Carbon-plastic fantastic
ESA’s Phoebus project is looking to carbon fibre-reinforced plastic for the next generation of rocket fuel tanks. Carbon fibre materials have taken the world by storm as they are extremely lightweight and strong, but so far they have not been able to be made suitably leak-tight for storing liquid hydrogen, nor liquid oxygen due to its reactivity. European teams at ESA, MT Aerospace and ArianeGroup have now overcome both these limitations by using new manufacturing technologies, as well as state-of-the art design methodologies and fine-tuning the plastics chemistry.
Phoebus is a carbon-fibre reinforced-plastic fuel tank demonstrator that is built from the ground up using layer-by-layer manufacturing. This technique and the innovative design allow engineers to construct a unique shape that suspends the fuel tank inside a supporting frame, with an insulating air gap in between, solving many of the problems above in one additive swoop.
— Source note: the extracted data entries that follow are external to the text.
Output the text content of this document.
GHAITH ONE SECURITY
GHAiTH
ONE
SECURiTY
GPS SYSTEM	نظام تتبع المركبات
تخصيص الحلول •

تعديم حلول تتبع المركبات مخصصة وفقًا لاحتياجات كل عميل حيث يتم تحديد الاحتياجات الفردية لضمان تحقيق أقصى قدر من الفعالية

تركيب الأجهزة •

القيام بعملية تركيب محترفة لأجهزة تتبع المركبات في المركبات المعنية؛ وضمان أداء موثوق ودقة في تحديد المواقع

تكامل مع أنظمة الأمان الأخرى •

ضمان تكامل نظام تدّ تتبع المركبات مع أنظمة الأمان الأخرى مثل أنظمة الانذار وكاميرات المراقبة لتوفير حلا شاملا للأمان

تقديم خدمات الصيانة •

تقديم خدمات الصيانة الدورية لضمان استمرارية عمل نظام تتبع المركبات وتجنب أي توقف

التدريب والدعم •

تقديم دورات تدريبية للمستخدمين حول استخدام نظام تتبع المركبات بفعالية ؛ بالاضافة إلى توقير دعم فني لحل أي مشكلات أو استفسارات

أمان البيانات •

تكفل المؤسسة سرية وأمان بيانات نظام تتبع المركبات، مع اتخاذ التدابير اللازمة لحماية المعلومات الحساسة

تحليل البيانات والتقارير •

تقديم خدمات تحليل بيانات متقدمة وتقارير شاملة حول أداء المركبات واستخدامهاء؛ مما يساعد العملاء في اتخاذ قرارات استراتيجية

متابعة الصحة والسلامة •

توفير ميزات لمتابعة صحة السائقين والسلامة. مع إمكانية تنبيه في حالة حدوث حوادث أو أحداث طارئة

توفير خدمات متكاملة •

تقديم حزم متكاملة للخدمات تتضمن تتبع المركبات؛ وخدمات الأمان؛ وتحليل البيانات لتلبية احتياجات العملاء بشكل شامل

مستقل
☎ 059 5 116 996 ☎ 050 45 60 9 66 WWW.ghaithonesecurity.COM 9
Light-weight, strong, leak-tight and non-reactive, last week a key element of the Phoebus project passed its test-readiness review and was given the go-ahead to proceed for testing, where a 2-m-diameter model oxygen tank will be tested as if it were really flying. A similar scale hydrogen tank will be tested next year, ahead of the testing of a full-scale structural demonstrator of a complete upper stage in 2025.
“The physics, chemistry and construction techniques behind this project are mind-boggling,” says Kate Underhill, ESA’s lead engineer on the project. “When we started Phoebus, the risks were high and the fact that the project has reached this stage is thanks to the huge commitment and know-how of teams involved at ESA, MT Aerospace and ArianeGroup working together as one.”